The version policy maps cleanly onto code changes:

  • Non-breaking change — a tweak that the existing saved config.json and state_dict still round-trip through the new code (e.g. a default value change, an additive field, an internal refactor that doesn't rename FQNs). Bump only the minor or patch component of arch_version. No migration entry needed.
  • Breaking change — anything that renames parameter FQNs, renames or removes config fields, or reshapes weights. Bump the major component and register a forgather_migrations entry keyed by the previous major.

Steps for a breaking change:

  1. Open the converter, e.g. examples/models/llama/src/converter.py.
  2. Bump arch_version to the new major (e.g. "1.3" -> "2.0").
  3. Add an entry to forgather_migrations keyed by the previous major, describing the M.x -> (M+1).0 step.

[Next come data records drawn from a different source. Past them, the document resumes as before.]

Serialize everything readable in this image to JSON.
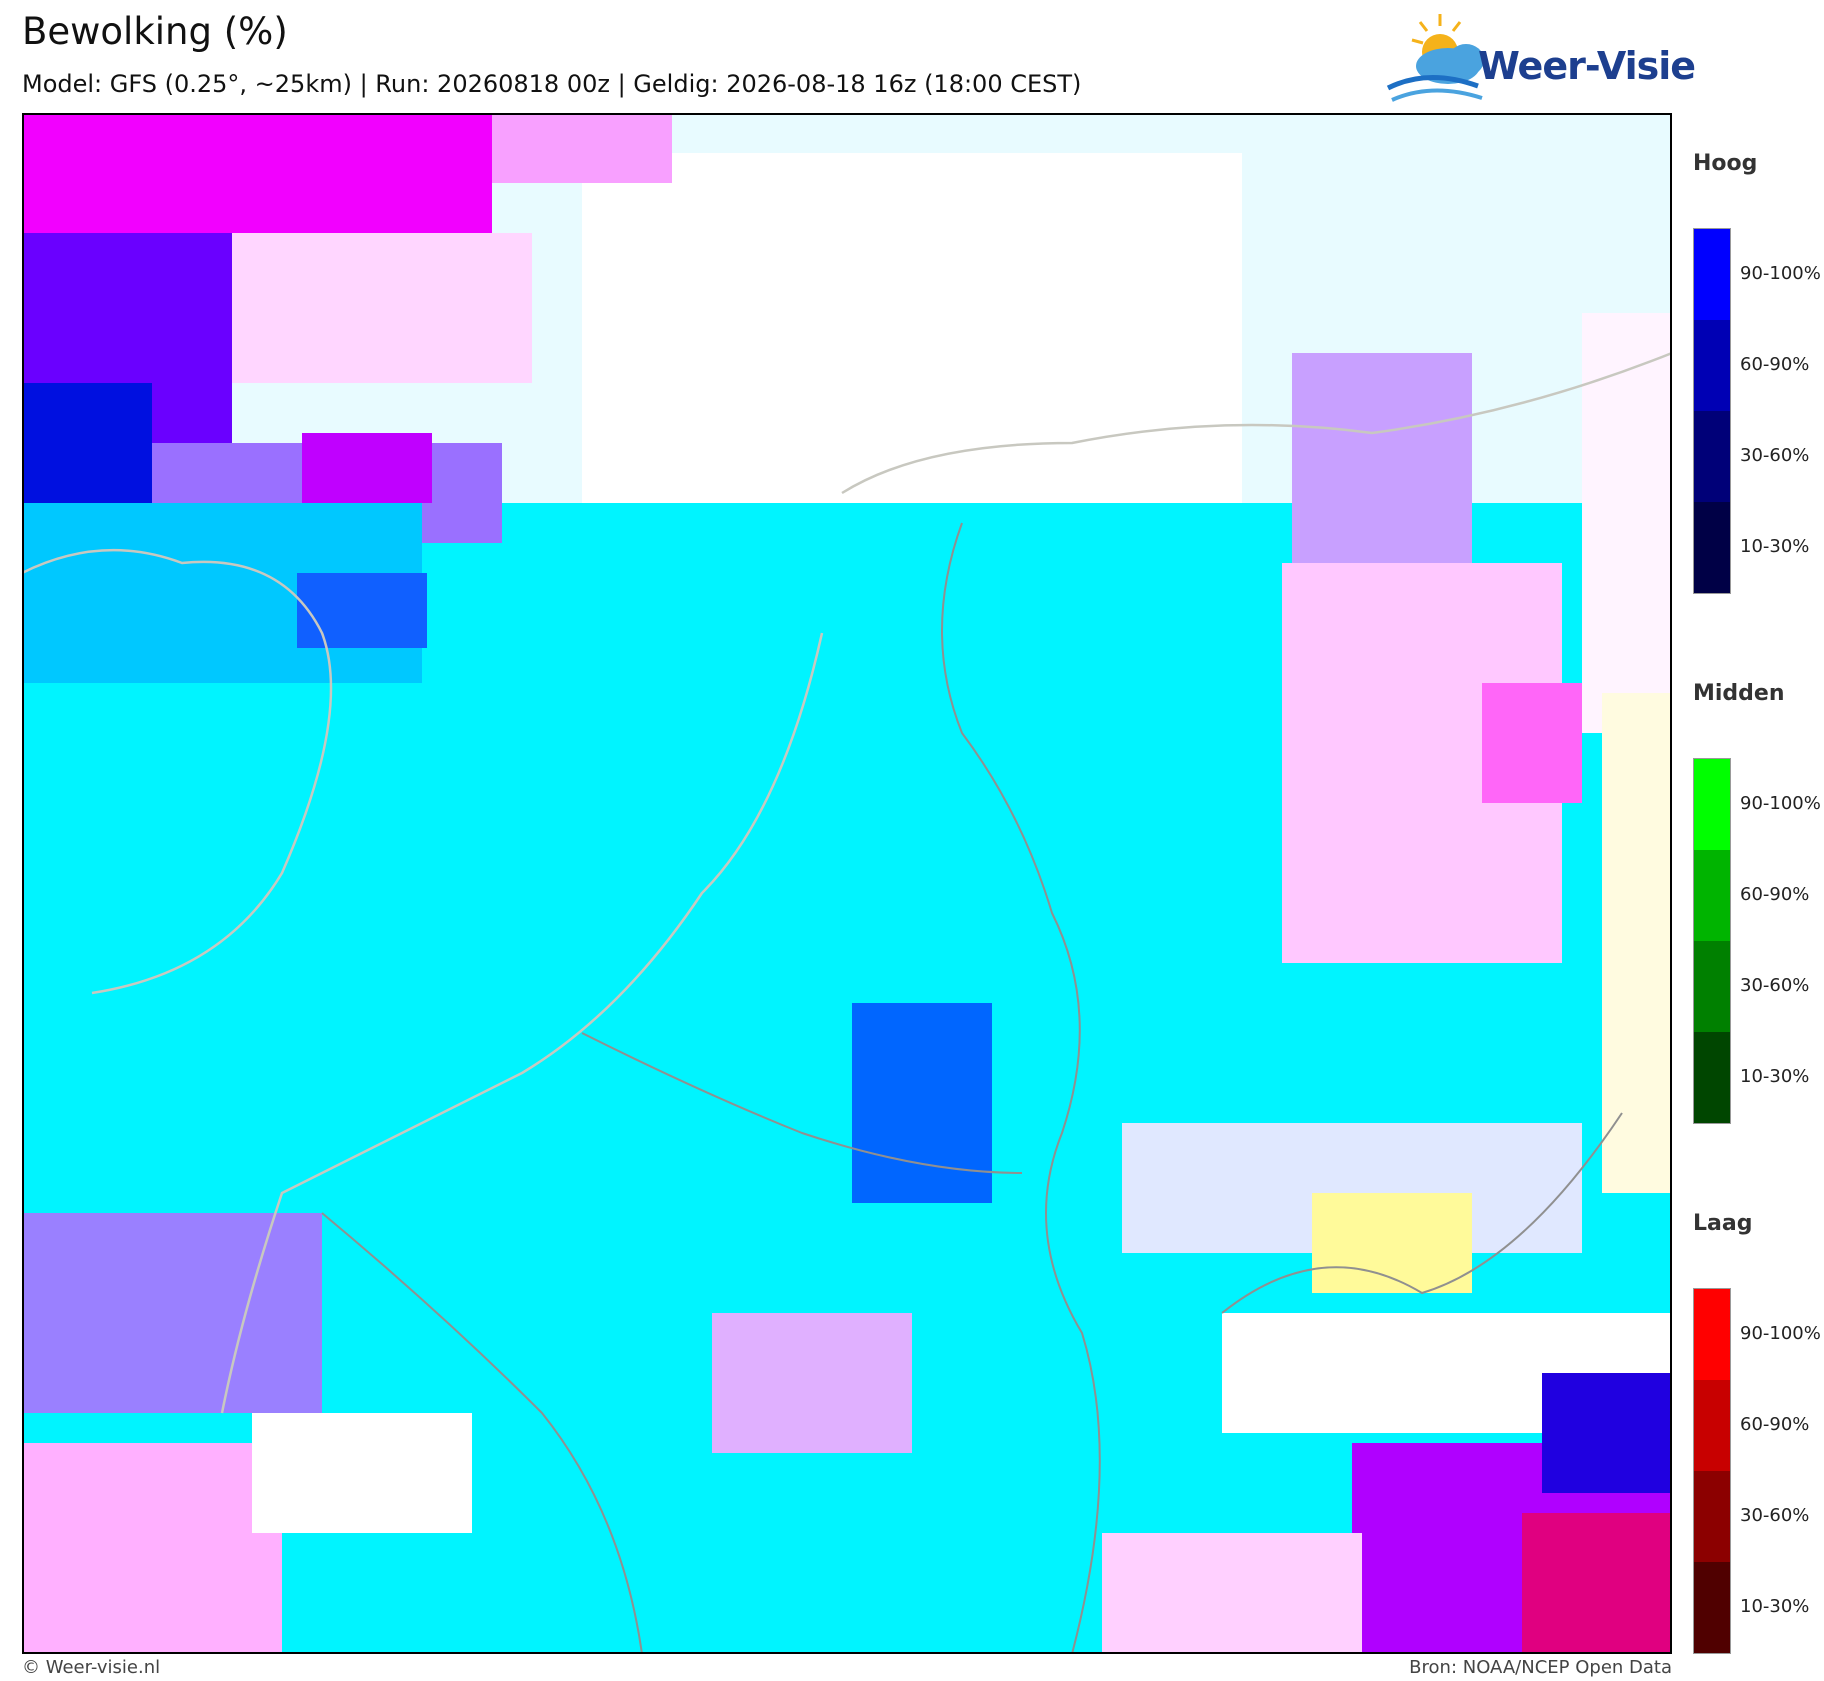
{
  "header": {
    "title": "Bewolking (%)",
    "subtitle": "Model: GFS (0.25°, ~25km)  |  Run: 20260818 00z  |  Geldig: 2026-08-18 16z (18:00 CEST)"
  },
  "logo": {
    "text": "Weer-Visie"
  },
  "legend": [
    {
      "title": "Hoog",
      "labels": [
        "90-100%",
        "60-90%",
        "30-60%",
        "10-30%"
      ],
      "colors": [
        "#0000ff",
        "#0000b4",
        "#000078",
        "#000046"
      ]
    },
    {
      "title": "Midden",
      "labels": [
        "90-100%",
        "60-90%",
        "30-60%",
        "10-30%"
      ],
      "colors": [
        "#00ff00",
        "#00b400",
        "#008000",
        "#004600"
      ]
    },
    {
      "title": "Laag",
      "labels": [
        "90-100%",
        "60-90%",
        "30-60%",
        "10-30%"
      ],
      "colors": [
        "#ff0000",
        "#c80000",
        "#8c0000",
        "#500000"
      ]
    }
  ],
  "footer": {
    "left": "© Weer-visie.nl",
    "right": "Bron: NOAA/NCEP Open Data"
  }
}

Example: renaming attention.query_linear -> attention.q_proj between major 1 and major 2:

from forgather.ml.model_conversion import VersionMigration

@register_converter("llama")
class LlamaConverter(HFConverter):
    arch = "llama"
    arch_version = "2.0"
    forgather_migrations = {
        1: VersionMigration(
            description="rename attention.query_linear -> attention.q_proj",
            migrate_config=lambda cfg: cfg,
            param_subs=(
                (r"attention\.query_linear", r"attention.q_proj", ()),
            ),
        ),
    }

Example with a config field rename (mlp_dim -> intermediate_size) between major 2 and major 3 — arch_version becomes "3.0":

def _major2_to_major3_config(cfg):
    new = dict(cfg)
    if "mlp_dim" in new:
        new["intermediate_size"] = new.pop("mlp_dim")
    return new

forgather_migrations = {
    1: ...,
    2: VersionMigration(
        description="rename mlp_dim -> intermediate_size",
        migrate_config=_major2_to_major3_config,
    ),
}

Verify your migration with a real saved model before shipping. The golden test is bit-equivalent logits between source and destination on a fixed input -- forgather update runs strict load, so a missing rename surfaces immediately.

See also

  • Model Conversion -- bidirectional HF ↔ FG conversion, including the parameter-remapping engine and converter plugin pattern that forgather update reuses.
  • Model Architecture -- how Forgather generates self-contained model code; the forgather_arch / forgather_arch_version provenance fields are stamped during that code generation.
  • Finalize Model -- build a clean handoff directory after pre-training. finalize and update are complementary: finalize produces a polished release artifact from a training run, update brings an older release artifact forward to a new schema.
  • Model CLI -- forgather model construct and related commands. Note: model construct rebuilds from a project template, which is not the same as updating a saved model -- use forgather update when the saved hyperparameters must be preserved.